As I understand it, the script is separate from the stack. The script is read left to right and it's instructions operate on the stack.

So you start with your program pointer at far left of script and with an empty stack.

Then script instructions 0100 (OP_PUSH1 0x00) would push the value 0x00 from the script onto the top of the stack. The stack would then contain 0x00 and the program pointer would point to the right of the 0x00 in the script.


As Buruk pointed out, your script is incorrect and wouldn't function as you intend.
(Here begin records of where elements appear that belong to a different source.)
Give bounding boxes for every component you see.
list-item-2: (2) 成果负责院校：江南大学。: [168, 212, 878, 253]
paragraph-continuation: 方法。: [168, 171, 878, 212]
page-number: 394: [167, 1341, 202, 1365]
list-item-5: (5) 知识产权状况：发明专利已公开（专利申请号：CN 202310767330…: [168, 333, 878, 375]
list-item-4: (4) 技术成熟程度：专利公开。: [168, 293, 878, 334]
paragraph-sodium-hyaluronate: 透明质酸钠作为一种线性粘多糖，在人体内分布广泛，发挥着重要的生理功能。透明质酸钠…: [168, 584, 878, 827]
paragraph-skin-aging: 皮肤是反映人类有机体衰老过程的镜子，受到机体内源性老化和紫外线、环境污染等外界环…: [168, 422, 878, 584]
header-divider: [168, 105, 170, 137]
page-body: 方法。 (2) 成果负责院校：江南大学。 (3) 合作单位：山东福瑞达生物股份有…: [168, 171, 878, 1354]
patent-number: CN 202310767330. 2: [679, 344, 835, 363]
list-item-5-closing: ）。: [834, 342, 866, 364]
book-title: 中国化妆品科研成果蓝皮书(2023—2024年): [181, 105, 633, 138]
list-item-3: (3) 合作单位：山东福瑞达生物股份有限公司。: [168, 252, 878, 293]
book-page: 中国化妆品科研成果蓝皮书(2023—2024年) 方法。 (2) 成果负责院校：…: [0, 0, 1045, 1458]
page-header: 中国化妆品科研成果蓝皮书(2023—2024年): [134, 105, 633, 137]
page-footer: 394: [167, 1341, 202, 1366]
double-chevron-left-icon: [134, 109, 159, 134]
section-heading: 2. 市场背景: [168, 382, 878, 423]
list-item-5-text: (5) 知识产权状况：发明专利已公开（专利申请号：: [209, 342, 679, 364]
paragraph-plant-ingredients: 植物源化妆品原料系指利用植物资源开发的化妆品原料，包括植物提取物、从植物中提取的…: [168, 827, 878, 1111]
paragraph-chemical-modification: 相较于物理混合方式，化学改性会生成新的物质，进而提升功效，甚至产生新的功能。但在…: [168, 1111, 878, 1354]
I believe you need a locking script

010301059387

which is

OP_PUSH1 0x03 OP_PUSH1 0x05 OP_ADD OP_EQUAL

with an unlocking script of

0108

which is

OP-PUSH1 0x08

or implicitly

 0108 ...  010301059387


 OP-PUSH1 0x08   ...  OP_PUSH1 0x03 OP_PUSH1 0x05 OP_ADD OP_EQUAL

which we can work through step by step thus:

script interpretation of highlighted opcode stack after opcode executed
0108010301059387 OP_PUSH1 0x08 08
0108010301059387 OP_PUSH1 0x03 03 08
0108010301059387 OP_PUSH1 0x05 05 03 08
0108010301059387 OP_ADD 08 08
0108010301059387 OP_EQUAL TRUE

where

It doesn't matter whether you consider opcodes as acting on the top of a stack, bottom of a stack, left of a stack, right of a stack, front of a stack or back of a stack -- so long as all opcodes are consistent in which end they act on. A stack is simply any one-dimensional ordering of items with an arbitrarily chosen direction. Some languages/libraries might have opcodes/methods/instructions that act on the non-normal end -- you just have to know whether an opcode acts on the normal end or the other end, you could describe those ends as "near" and "far" or any other way you like.
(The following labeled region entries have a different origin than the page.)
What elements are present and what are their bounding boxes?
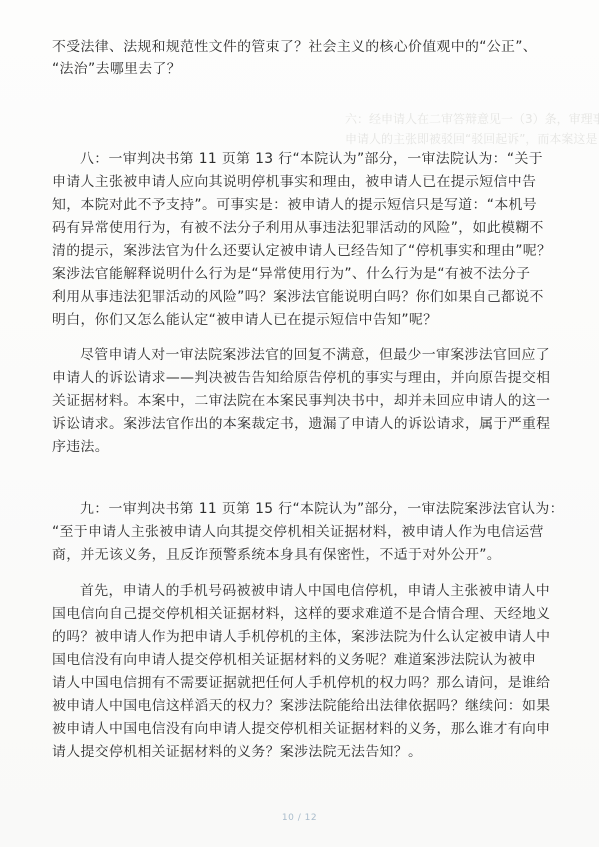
- paragraph-line: 的吗？被申请人作为把申请人手机停机的主体，案涉法院为什么认定被申请人中: [52, 628, 550, 646]
- paragraph-line: 商，并无该义务，且反诈预警系统本身具有保密性，不适于对外公开”。: [52, 546, 501, 564]
- paragraph-line: 不受法律、法规和规范性文件的管束了？社会主义的核心价值观中的“公正”、: [52, 38, 537, 56]
- paragraph-line: 利用从事违法犯罪活动的风险”吗？案涉法官能说明白吗？你们如果自己都说不: [52, 288, 544, 306]
- paragraph-line: 申请人主张被申请人应向其说明停机事实和理由，被申请人已在提示短信中告: [52, 173, 536, 191]
- paragraph-line: 国电信没有向申请人提交停机相关证据材料的义务呢？难道案涉法院认为被申: [52, 651, 536, 669]
- paragraph-line: 诉讼请求。案涉法官作出的本案裁定书，遗漏了申请人的诉讼请求，属于严重程: [52, 415, 550, 433]
- paragraph-line: 清的提示，案涉法官为什么还要认定被申请人已经告知了“停机事实和理由”呢？: [52, 242, 551, 260]
- paragraph-line: 明白，你们又怎么能认定“被申请人已在提示短信中告知”呢？: [52, 311, 437, 329]
- document-page: 六：经申请人在二审答辩意见一（3）条，审理事人在二审审 申请人的主张即被驳回“驳…: [0, 0, 599, 847]
- paragraph-line: 知，本院对此不予支持”。可事实是：被申请人的提示短信只是写道：“本机号: [52, 196, 537, 214]
- paragraph-line: 被申请人中国电信没有向申请人提交停机相关证据材料的义务，那么谁才有向申: [52, 720, 550, 738]
- paragraph-line: 请人中国电信拥有不需要证据就把任何人手机停机的权力吗？那么请问，是谁给: [52, 674, 550, 692]
- paragraph-line: 申请人的诉讼请求——判决被告告知给原告停机的事实与理由，并向原告提交相: [52, 369, 550, 387]
- paragraph-line: 关证据材料。本案中，二审法院在本案民事判决书中，却并未回应申请人的这一: [52, 392, 550, 410]
- paragraph-line: 码有异常使用行为，有被不法分子利用从事违法犯罪活动的风险”，如此模糊不: [52, 219, 544, 237]
- paragraph-line: 被申请人中国电信这样滔天的权力？案涉法院能给出法律依据吗？继续问：如果: [52, 697, 550, 715]
- paragraph-line: “至于申请人主张被申请人向其提交停机相关证据材料，被申请人作为电信运营: [52, 523, 544, 541]
- bleed-through-text: 六：经申请人在二审答辩意见一（3）条，审理事人在二审审: [345, 107, 599, 131]
- paragraph-line: 序违法。: [52, 438, 109, 456]
- paragraph-line: 首先，申请人的手机号码被被申请人中国电信停机，申请人主张被申请人中: [80, 582, 550, 600]
- paragraph-line: 尽管申请人对一审法院案涉法官的回复不满意，但最少一审案涉法官回应了: [80, 346, 550, 364]
- paragraph-line: 案涉法官能解释说明什么行为是“异常使用行为”、什么行为是“有被不法分子: [52, 265, 530, 283]
- section-heading-8: 八：一审判决书第 11 页第 13 行“本院认为”部分，一审法院认为：“关于: [80, 150, 543, 168]
- page-indicator: 10 / 12: [0, 813, 599, 823]
- paragraph-line: 请人提交停机相关证据材料的义务？案涉法院无法告知？。: [52, 743, 422, 761]
- paragraph-line: “法治”去哪里去了？: [52, 60, 181, 78]
- paragraph-line: 国电信向自己提交停机相关证据材料，这样的要求难道不是合情合理、天经地义: [52, 605, 550, 623]
- section-heading-9: 九：一审判决书第 11 页第 15 行“本院认为”部分，一审法院案涉法官认为：: [80, 500, 564, 518]
- bleed-through-text: 申请人的主张即被驳回“驳回起诉”，而本案这是由合议庭审查人了。主张在前事: [345, 127, 599, 151]
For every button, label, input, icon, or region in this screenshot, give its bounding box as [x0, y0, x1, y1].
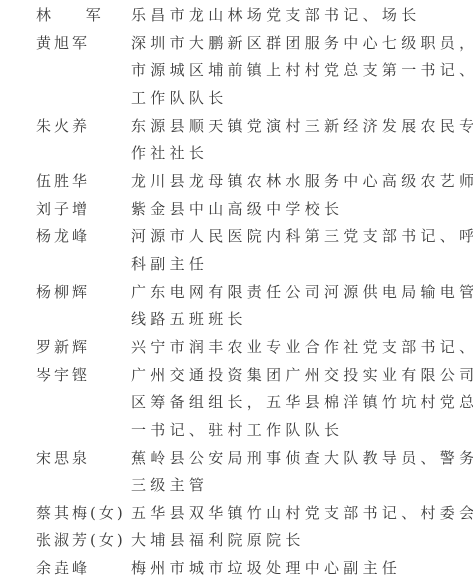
position-line: 蕉岭县公安局刑事侦查大队教导员、警务技术: [131, 445, 449, 473]
person-name: 伍胜华: [0, 168, 131, 196]
person-name: 余垚峰: [0, 555, 131, 583]
person-position: 紫金县中山高级中学校长: [131, 196, 449, 224]
person-name: 林 军: [0, 2, 131, 30]
position-line: 线路五班班长: [131, 306, 449, 334]
person-position: 梅州市城市垃圾处理中心副主任: [131, 555, 449, 583]
person-position: 龙川县龙母镇农林水服务中心高级农艺师: [131, 168, 449, 196]
position-line: 广州交通投资集团广州交投实业有限公司服务: [131, 362, 449, 390]
list-item: 余垚峰 梅州市城市垃圾处理中心副主任: [0, 555, 473, 583]
person-position: 广东电网有限责任公司河源供电局输电管理所 线路五班班长: [131, 279, 449, 334]
position-line: 三级主管: [131, 472, 449, 500]
person-position: 河源市人民医院内科第三党支部书记、呼吸内 科副主任: [131, 223, 449, 278]
person-position: 蕉岭县公安局刑事侦查大队教导员、警务技术 三级主管: [131, 445, 449, 500]
position-line: 紫金县中山高级中学校长: [131, 196, 449, 224]
person-name: 岑宇铿: [0, 362, 131, 390]
person-name: 黄旭军: [0, 30, 131, 58]
person-name: 张淑芳(女): [0, 527, 131, 555]
person-position: 深圳市大鹏新区群团服务中心七级职员，河源 市源城区埔前镇上村村党总支第一书记、驻…: [131, 30, 449, 113]
position-line: 五华县双华镇竹山村党支部书记、村委会主任: [131, 500, 449, 528]
person-position: 广州交通投资集团广州交投实业有限公司服务 区筹备组组长，五华县棉洋镇竹坑村党总支…: [131, 362, 449, 445]
person-name: 朱火养: [0, 113, 131, 141]
person-name: 蔡其梅(女): [0, 500, 131, 528]
list-item: 伍胜华 龙川县龙母镇农林水服务中心高级农艺师: [0, 168, 473, 196]
person-name: 罗新辉: [0, 334, 131, 362]
list-item: 杨柳辉 广东电网有限责任公司河源供电局输电管理所 线路五班班长: [0, 279, 473, 334]
list-item: 蔡其梅(女) 五华县双华镇竹山村党支部书记、村委会主任: [0, 500, 473, 528]
position-line: 市源城区埔前镇上村村党总支第一书记、驻村: [131, 57, 449, 85]
position-line: 龙川县龙母镇农林水服务中心高级农艺师: [131, 168, 449, 196]
person-name: 刘子增: [0, 196, 131, 224]
person-name: 杨龙峰: [0, 223, 131, 251]
position-line: 科副主任: [131, 251, 449, 279]
person-position: 兴宁市润丰农业专业合作社党支部书记、理事长: [131, 334, 449, 362]
person-name: 宋思泉: [0, 445, 131, 473]
position-line: 工作队队长: [131, 85, 449, 113]
person-position: 大埔县福利院原院长: [131, 527, 449, 555]
list-item: 黄旭军 深圳市大鹏新区群团服务中心七级职员，河源 市源城区埔前镇上村村党总支第一…: [0, 30, 473, 113]
list-item: 岑宇铿 广州交通投资集团广州交投实业有限公司服务 区筹备组组长，五华县棉洋镇竹坑…: [0, 362, 473, 445]
position-line: 梅州市城市垃圾处理中心副主任: [131, 555, 449, 583]
position-line: 深圳市大鹏新区群团服务中心七级职员，河源: [131, 30, 449, 58]
position-line: 东源县顺天镇党演村三新经济发展农民专业合: [131, 113, 449, 141]
person-position: 乐昌市龙山林场党支部书记、场长: [131, 2, 449, 30]
list-item: 刘子增 紫金县中山高级中学校长: [0, 196, 473, 224]
list-item: 张淑芳(女) 大埔县福利院原院长: [0, 527, 473, 555]
person-position: 五华县双华镇竹山村党支部书记、村委会主任: [131, 500, 449, 528]
list-item: 罗新辉 兴宁市润丰农业专业合作社党支部书记、理事长: [0, 334, 473, 362]
position-line: 河源市人民医院内科第三党支部书记、呼吸内: [131, 223, 449, 251]
position-line: 乐昌市龙山林场党支部书记、场长: [131, 2, 449, 30]
list-item: 宋思泉 蕉岭县公安局刑事侦查大队教导员、警务技术 三级主管: [0, 445, 473, 500]
position-line: 作社社长: [131, 140, 449, 168]
person-position: 东源县顺天镇党演村三新经济发展农民专业合 作社社长: [131, 113, 449, 168]
position-line: 一书记、驻村工作队队长: [131, 417, 449, 445]
position-line: 区筹备组组长，五华县棉洋镇竹坑村党总支第: [131, 389, 449, 417]
honoree-list: 林 军 乐昌市龙山林场党支部书记、场长 黄旭军 深圳市大鹏新区群团服务中心七级职…: [0, 2, 473, 583]
list-item: 朱火养 东源县顺天镇党演村三新经济发展农民专业合 作社社长: [0, 113, 473, 168]
list-item: 杨龙峰 河源市人民医院内科第三党支部书记、呼吸内 科副主任: [0, 223, 473, 278]
position-line: 兴宁市润丰农业专业合作社党支部书记、理事长: [131, 334, 449, 362]
list-item: 林 军 乐昌市龙山林场党支部书记、场长: [0, 2, 473, 30]
person-name: 杨柳辉: [0, 279, 131, 307]
position-line: 广东电网有限责任公司河源供电局输电管理所: [131, 279, 449, 307]
position-line: 大埔县福利院原院长: [131, 527, 449, 555]
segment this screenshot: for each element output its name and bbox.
It's just easier to imagine operating on a stack of sheets of paper, on a supporting surface in a gravitational field, where it is physically more convenient to add or remove items from the top than to extract or slide-in items at the bottom. These physical considerations have no meaning in computer operations but we should use words that are consistent with the analogy that is implicit in borrowing the word "stack" from everyday English.


Note that

  • OP_EQUAL is a bitwise operator that removes two one-byte operands from the stack
  • OP_NUMEQUAL is an arithmetic operator that removes two bigint operands from the stack. Bigints are longer than one byte. I believe each Bigint is 32 bytes (256 bits) on the stack.
  • OP_NUMEQUALVERIFY is OP_NUMEQUAL, OP_VERIFY
  • OP_ADD is listed as an arithmetic operator (not a bitwise operator) which implies it needs two bigint operands on the stack, not two byte values. However it seems to work with byte operands.